Предыдущая глава |
↓ Содержание ↓
↑ Свернуть ↑
| Следующая глава |
Он остался один.
Совсем один.
— Что там у тебя, Виктор, сенсоры ничего толкового не указывают.
Это была Катарина. Связавшись по зашифрованному каналу связи, чтобы ее соплеменники вернорожденные не услышали разговора с вольнягой, она попыталась разговорить молчавшего с самого утра капитана, будто чувствуя, что вскоре может его больше не увидеть.
Она не особо любила говорить на эту тему — старалась держать мысли при себе, но после общения со старым капитаном, после его историю, о которой он поведал ей всего за один вечер, она поняла, что эти люди не такие плохие, как им рассказывали еще в детстве, что они такие же как и они, только немного слабее. Хотя с возрастом все равно каждый из них становился крепче, сильнее, ловчее, сбивался, спрессовывался, превращаясь в монолит, непробиваемый, почти не разрушимый. Она чувствовала в нем силу и энергию, доселе неведомую для нее.
Вначале ей казалось, что все пройдет, что тяга к мужчине, которого она увидела в тот день, просто мимолетная слабость, которая улетучится, стоит ей только погрузиться с головой в работу.
Война должна отсечь все лишнее — так она считала, не понимая в тот момент как сильно ошибается. В конце концов чувство усиливалось, пока не достигло своего апогея. Она пришла к нему тем вечером, стараясь незаметно пробраться сквозь охраняемые кордоны и несколько десятков патрулей, дежуривших и обходивших прилегающую территорию между корпусами. Проникла в полупустое помещение, где из всех пилотов-вольняг остался только один.

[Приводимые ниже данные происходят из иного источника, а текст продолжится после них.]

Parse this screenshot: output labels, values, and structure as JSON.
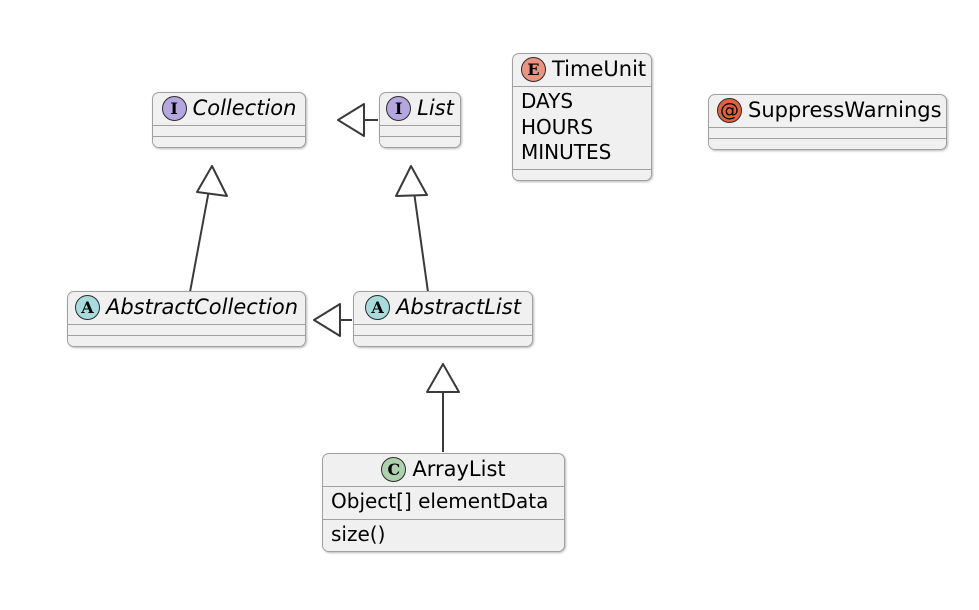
{
  "diagram": {
    "kind": "uml-class-diagram",
    "background": "#ffffff",
    "palette": {
      "node_fill": "#f0f0f0",
      "node_border": "#a0a0a0",
      "line": "#3a3a3a",
      "interface_badge": "#b4a7e0",
      "abstract_badge": "#a8dcdc",
      "class_badge": "#add1ad",
      "enum_badge": "#eb937f",
      "annotation_badge": "#e4613e"
    },
    "nodes": {
      "collection": {
        "name": "Collection",
        "stereotype_glyph": "I",
        "stereotype_kind": "interface"
      },
      "list": {
        "name": "List",
        "stereotype_glyph": "I",
        "stereotype_kind": "interface"
      },
      "time_unit": {
        "name": "TimeUnit",
        "stereotype_glyph": "E",
        "stereotype_kind": "enumeration",
        "constants": [
          "DAYS",
          "HOURS",
          "MINUTES"
        ]
      },
      "suppress_warnings": {
        "name": "SuppressWarnings",
        "stereotype_glyph": "@",
        "stereotype_kind": "annotation"
      },
      "abstract_collection": {
        "name": "AbstractCollection",
        "stereotype_glyph": "A",
        "stereotype_kind": "abstract"
      },
      "abstract_list": {
        "name": "AbstractList",
        "stereotype_glyph": "A",
        "stereotype_kind": "abstract"
      },
      "array_list": {
        "name": "ArrayList",
        "stereotype_glyph": "C",
        "stereotype_kind": "class",
        "fields": [
          "Object[] elementData"
        ],
        "methods": [
          "size()"
        ]
      }
    },
    "relationships": [
      {
        "from": "List",
        "to": "Collection",
        "type": "generalization"
      },
      {
        "from": "AbstractCollection",
        "to": "Collection",
        "type": "generalization"
      },
      {
        "from": "AbstractList",
        "to": "List",
        "type": "generalization"
      },
      {
        "from": "AbstractList",
        "to": "AbstractCollection",
        "type": "generalization"
      },
      {
        "from": "ArrayList",
        "to": "AbstractList",
        "type": "generalization"
      }
    ]
  }
}
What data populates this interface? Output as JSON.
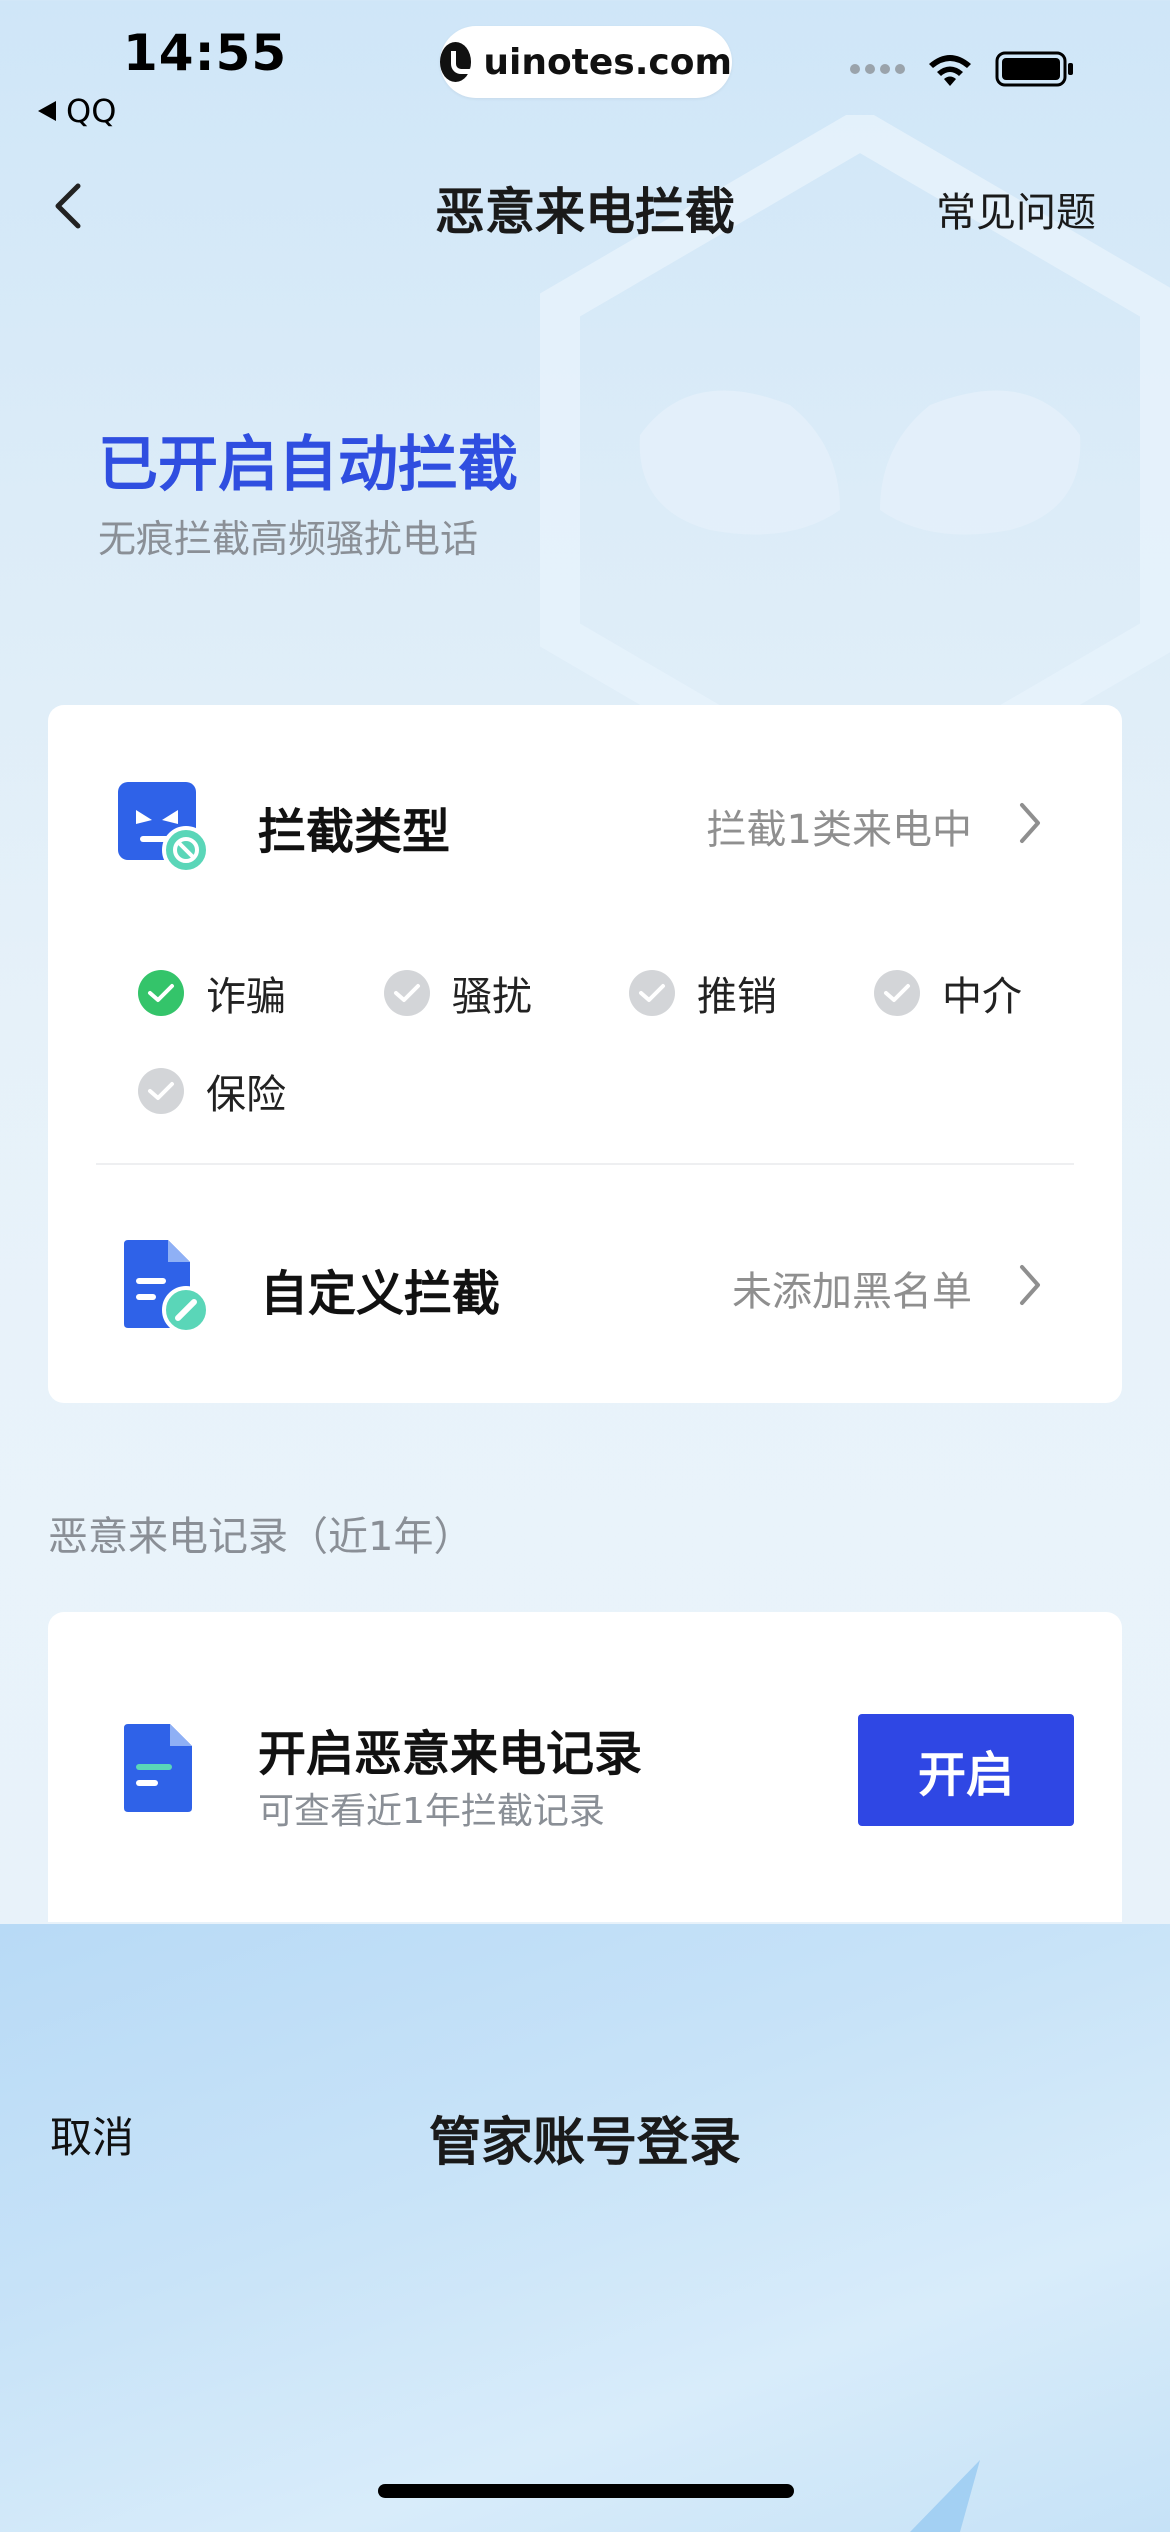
{
  "status_bar": {
    "time": "14:55",
    "back_app": "QQ",
    "url": "uinotes.com",
    "icons": [
      "signal-dots-icon",
      "wifi-icon",
      "battery-icon"
    ]
  },
  "nav": {
    "title": "恶意来电拦截",
    "faq": "常见问题"
  },
  "hero": {
    "title": "已开启自动拦截",
    "subtitle": "无痕拦截高频骚扰电话"
  },
  "intercept_card": {
    "type_row": {
      "title": "拦截类型",
      "status": "拦截1类来电中"
    },
    "categories": [
      {
        "label": "诈骗",
        "checked": true
      },
      {
        "label": "骚扰",
        "checked": false
      },
      {
        "label": "推销",
        "checked": false
      },
      {
        "label": "中介",
        "checked": false
      },
      {
        "label": "保险",
        "checked": false
      }
    ],
    "custom_row": {
      "title": "自定义拦截",
      "status": "未添加黑名单"
    }
  },
  "records": {
    "section_label": "恶意来电记录（近1年）",
    "title": "开启恶意来电记录",
    "subtitle": "可查看近1年拦截记录",
    "button": "开启"
  },
  "login_sheet": {
    "cancel": "取消",
    "title": "管家账号登录"
  },
  "colors": {
    "accent": "#2f47e4",
    "hero_title": "#2f4ee0",
    "check_on": "#34c46a",
    "check_off": "#d3d5d8",
    "icon_blue": "#2f62e8",
    "icon_teal": "#5ad6b8"
  }
}
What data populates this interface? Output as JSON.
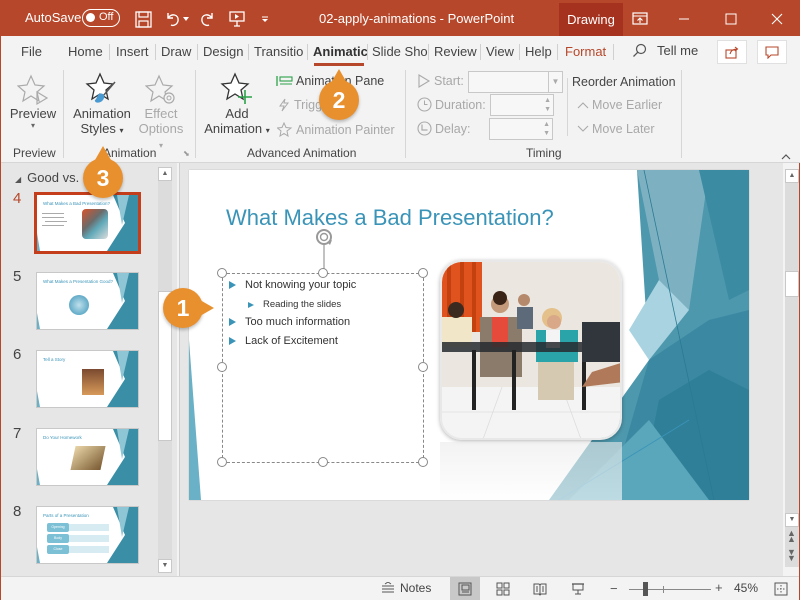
{
  "titlebar": {
    "autosave_label": "AutoSave",
    "autosave_state": "Off",
    "document_title": "02-apply-animations  -  PowerPoint",
    "context_tab": "Drawing",
    "icons": [
      "save-icon",
      "undo-icon",
      "redo-icon",
      "present-icon",
      "customize-qat-icon",
      "ribbon-display-icon",
      "minimize-icon",
      "maximize-icon",
      "close-icon"
    ]
  },
  "tabs": {
    "items": [
      "File",
      "Home",
      "Insert",
      "Draw",
      "Design",
      "Transitio",
      "Animatic",
      "Slide Sho",
      "Review",
      "View",
      "Help",
      "Format"
    ],
    "active": "Animatic",
    "tell_me": "Tell me"
  },
  "ribbon": {
    "preview": {
      "button": "Preview",
      "group": "Preview"
    },
    "animation": {
      "styles_line1": "Animation",
      "styles_line2": "Styles",
      "effect_line1": "Effect",
      "effect_line2": "Options",
      "group": "Animation"
    },
    "advanced": {
      "add_line1": "Add",
      "add_line2": "Animation",
      "pane": "Animation Pane",
      "trigger": "Trigger",
      "painter": "Animation Painter",
      "group": "Advanced Animation"
    },
    "timing": {
      "start_label": "Start:",
      "start_value": "",
      "duration_label": "Duration:",
      "duration_value": "",
      "delay_label": "Delay:",
      "delay_value": "",
      "reorder_title": "Reorder Animation",
      "move_earlier": "Move Earlier",
      "move_later": "Move Later",
      "group": "Timing"
    }
  },
  "slide_panel": {
    "section": "Good vs. Bad",
    "slides": [
      {
        "number": "4",
        "title": "What Makes a Bad Presentation?",
        "active": true
      },
      {
        "number": "5",
        "title": "What Makes a Presentation Good?",
        "active": false
      },
      {
        "number": "6",
        "title": "Tell a Story",
        "active": false
      },
      {
        "number": "7",
        "title": "Do Your Homework",
        "active": false
      },
      {
        "number": "8",
        "title": "Parts of a Presentation",
        "active": false
      }
    ],
    "slide8_boxes": [
      "Opening",
      "Body",
      "Close"
    ]
  },
  "slide": {
    "title": "What Makes a Bad Presentation?",
    "bullets": [
      {
        "text": "Not knowing your topic",
        "level": 1
      },
      {
        "text": "Reading the slides",
        "level": 2
      },
      {
        "text": "Too much information",
        "level": 1
      },
      {
        "text": "Lack of Excitement",
        "level": 1
      }
    ],
    "accent_color": "#3a94b8"
  },
  "callouts": [
    "1",
    "2",
    "3"
  ],
  "statusbar": {
    "notes": "Notes",
    "zoom_percent": "45%",
    "zoom_value": 45
  },
  "colors": {
    "brand": "#b7472a",
    "callout": "#e8902e",
    "slide_accent": "#3a94b8"
  }
}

— Ты зачем сюда пришла? — обратился он к ней, поднимаясь с постели. Голова жутко болела после недавнего боя и грудь понемногу сдавливало. На теле виднелось несколько старых шрамов, тянувшихся от самой груди и до пупка.
Она присела рядом, дотронулась до его обнаженного тела и слегка улыбнулась. Раньше Катарина ненавидела себя за это, старалась искоренить в себе эту глупую привычку улыбаться, считая, что настоящему пилоту, настоящему воину чувства ни к чему, а здравый рассудок — вот, что нужно на самом деле.
Но сейчас ненависть ушла, оставив после себя лишь небольшое эхо, растворившееся в нарастающем напряжении внутри нее. Сердце дико билось, готовое выскочить из груди, по коже пробежали "мурашки". Женщина чувствовала себя так неловко, что некоторое время не могла ничего сказать. Потом собралась с духом и обняла единственного человека в этом помещении.
Виктор обнял ее в ответ. Как отец. Разница между ними была слишком огромной, чтобы принять ее чувства за что-то большее. Потом поцеловал и снова повторил свой вопрос.
— Ты зачем сюда пришла?
Молчание. Она не хотела ничего говорить. Хотела держаться за него и не думать ни о чем. Просто обнять, ощутить как бьется его сердце, как становится тепло от его рук, как приятно и легко ей самой от такой близости.
— Наверное, это будет звучать странно, но мне не безразлично.
— О чем ты?
— В прошлый раз ты чуть не погиб. Я видел сама тот взрыв. Как пролетело несколько десятков ракет над моей головой и вонзились в твой мех, словно ястребы в окровавленную плоть. Ты пошатнулся. Чуть было не упал. Я закричала сама того не понимая почему, но мне хотелось выпрыгнуть их машины и броситься к тебе на помощь. Я ... я не хотела чтобы с тобой произошло что-то страшное.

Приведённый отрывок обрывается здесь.